Он стал разворачивать лошадку в сторону фабричной конторы. Котька плюхнулся в сани, было по пути. Возле дома Филипп Семенович вытолкнул Котьку из саней, сказал:
— Выпороть бы тебя за молчанку. Хорошо, что Осип в другое зимовье перебрался, а то чо могло бы случиться. Тайга.
Заявил Удодов или нет, захватили тех людей в тайге или их придумал Ванька — неизвестно. Шли дни, Котька ходил в школу, приезжал отец и снова уехал, но о бандитах слухов не доходило.
Так же дружно, как осенью сорок первого, из поселка и базы флотилии ушли на фронт колонны, в феврале сорок второго пришли похоронки. Разносил их почтальон из эвакуированных — старик высокий, в черном пальто с поднятым плюшевым воротником, в цигейковой папахе, натянутой на уши. Говорили, что он бывший музыкант, играл до войны в Киеве, в оркестре. Ступал он прямо, смотрел строго нацеленными вдаль глазами. Ходили слухи, будто бы его контузило в эшелоне, семья погибла, но это были слухи. Сам он в разговоры ни с кем не вступал. Постучит, войдет, вручит письмо или газету, поначалу редко кому — похоронку и молча идет дальше. Звали его Гавриилом Викентьевичем Хладоморским. Поселковые остряки быстро объяснили происхождение такой редкой фамилии: молчун, глаза светлые — холодом морит — оттого и Хладоморский. И очень скоро, как оно и бывает в деревне, прилепили прозвище, но звучало оно странно — Гладомор, хотя голодом он никого не морил, разве что голодал, как все.

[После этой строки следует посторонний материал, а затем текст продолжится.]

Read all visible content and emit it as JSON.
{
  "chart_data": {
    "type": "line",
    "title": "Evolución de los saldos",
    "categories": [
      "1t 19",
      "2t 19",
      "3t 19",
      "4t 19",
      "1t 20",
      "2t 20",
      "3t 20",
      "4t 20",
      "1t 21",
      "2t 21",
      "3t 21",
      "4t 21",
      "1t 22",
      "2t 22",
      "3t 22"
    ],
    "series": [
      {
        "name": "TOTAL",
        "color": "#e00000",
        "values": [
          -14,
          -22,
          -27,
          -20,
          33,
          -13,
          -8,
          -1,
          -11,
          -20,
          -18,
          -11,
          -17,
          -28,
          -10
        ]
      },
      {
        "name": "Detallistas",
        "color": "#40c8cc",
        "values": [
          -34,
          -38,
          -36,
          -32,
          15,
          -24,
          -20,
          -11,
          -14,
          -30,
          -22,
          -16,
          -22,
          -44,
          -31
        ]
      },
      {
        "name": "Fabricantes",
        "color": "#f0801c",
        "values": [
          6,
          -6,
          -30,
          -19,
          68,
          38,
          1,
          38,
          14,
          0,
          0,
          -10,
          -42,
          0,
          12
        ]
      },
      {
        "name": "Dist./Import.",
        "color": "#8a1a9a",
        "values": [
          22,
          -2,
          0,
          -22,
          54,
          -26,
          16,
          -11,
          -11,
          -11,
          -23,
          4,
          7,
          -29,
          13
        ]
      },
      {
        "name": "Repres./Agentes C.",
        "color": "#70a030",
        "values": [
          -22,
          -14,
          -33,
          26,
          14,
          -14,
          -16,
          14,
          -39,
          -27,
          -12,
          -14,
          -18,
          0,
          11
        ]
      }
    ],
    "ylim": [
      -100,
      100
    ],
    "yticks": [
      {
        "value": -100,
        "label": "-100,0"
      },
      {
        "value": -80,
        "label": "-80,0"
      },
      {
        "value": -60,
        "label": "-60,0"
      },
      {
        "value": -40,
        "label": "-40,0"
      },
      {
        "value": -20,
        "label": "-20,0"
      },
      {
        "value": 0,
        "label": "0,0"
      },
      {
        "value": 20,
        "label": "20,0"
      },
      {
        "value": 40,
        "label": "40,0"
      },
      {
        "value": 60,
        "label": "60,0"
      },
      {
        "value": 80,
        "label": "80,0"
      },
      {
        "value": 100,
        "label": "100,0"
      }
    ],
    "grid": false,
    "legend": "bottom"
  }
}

В избах его и ждали, и боялись. Когда он сворачивал к дому, на ходу сдвигая набок дерматиновую сумку и нашаривая в ней, кому что выпало, хозяева обмирали, глядя на его непроницаемое, безучастное лицо. Но с февральской пачкой похоронок почтальона будто подменили: он сутулился, валенками в галошах не переступал, а шоркал ими по дороге, словно шел по намыленному. Глазами и всем видом своим виноватился перед людьми, как бы прося прощения за разносимые им страдания. И уходил, оставляя после себя почти в каждой избе плач. А уже получившие похоронки люди хмуро смотрели на него, как он идет мимо их усадеб, сворачивает к следующей избе, ждали — что принес соседям Гавриил-архангел, иначе его теперь не называли.
Следом за почтальоном в эти дни как тень бродила Вальховская. Она входила в избу, молча ждала, когда схлынет первый плач, потом говорила убежденно: «Жив солдат. И немцев перехитрил, и пули, и писарей. Объявится, только помогите ему верой своей».

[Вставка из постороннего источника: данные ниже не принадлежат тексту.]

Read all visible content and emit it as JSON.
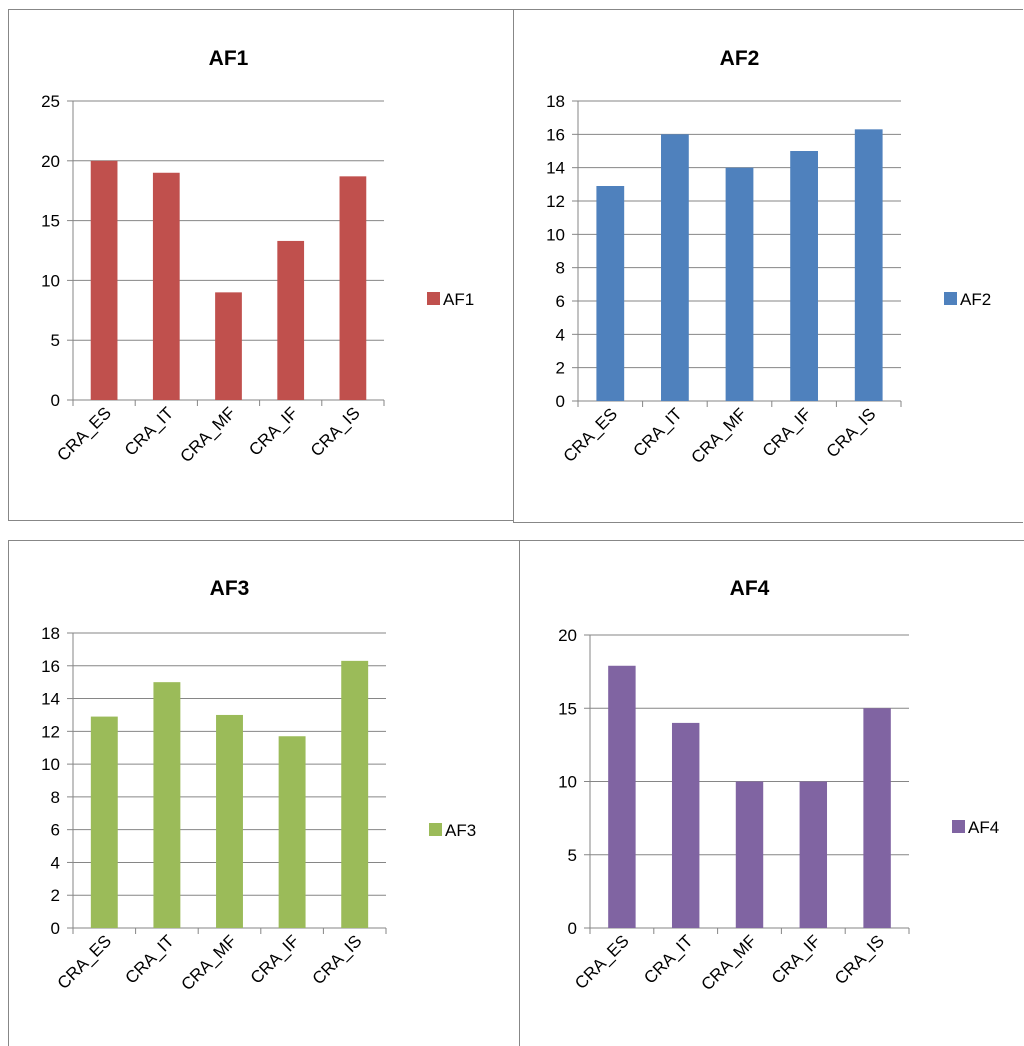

И люди притихали: а вдруг так оной есть, так оно и надо, а плачем да причитаниями навредишь парню. Похоронку, слезами умоченную, в пальцах мятую и ладонями глаженную, спрячут подальше и ждут, потому что очень уж хотели дождаться.

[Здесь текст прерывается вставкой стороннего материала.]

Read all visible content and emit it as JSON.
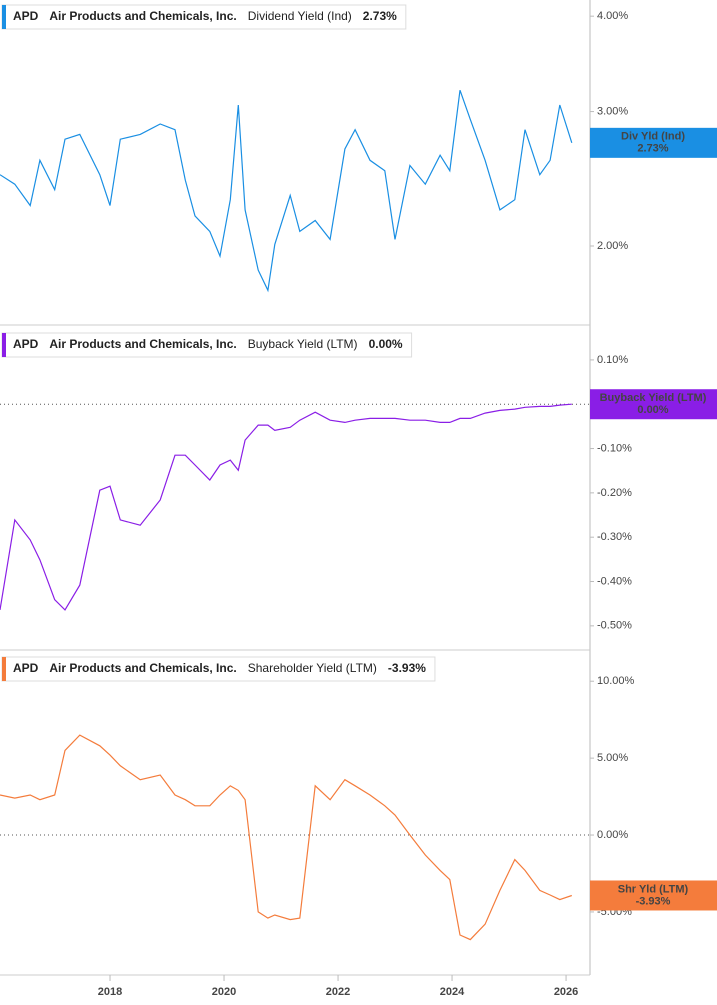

Однажды ранней весной, в теплый и яркий день, когда солнце отсверкивало, полыхало в лужах, а по обнаженным косогорам стлался кучерявый парок, Гавриила Викентьевича увидели прежним. Прямой, с длинным костистым лицом, он начал обход свой с крайней избы поселка и, войдя, говорил одно: «Сына убили. Леню». И, как охранную грамоту от людского недружелюбия, держал перед собой ему адресованную похоронку.
Старики сворачивали для него, некурящего, цигарки, бабы голосили по его Лене, как по своим сыновьям, и было в их плаче и сострадание к нему, и обида на него, мол, знай, каково было нам получать от тебя похоронки. Он и раньше чувствовал такое к себе отношение и не винил людей, сам не задетый еще личным несчастьем. Но теперь он был умыт одним с ними горем.
Редко в какую избу не зашел Гавриил Викентьевич, и избы эти, хоть стой они в самом центре поселка, оказались вроде на отшибе, в тихой сторонке. Они еще бодро дымили трубами, как более устойчивые корабли средь бушующего моря. Именно такими казались избы Костроминых, Удодовых, Дикуновых и еще три-четыре.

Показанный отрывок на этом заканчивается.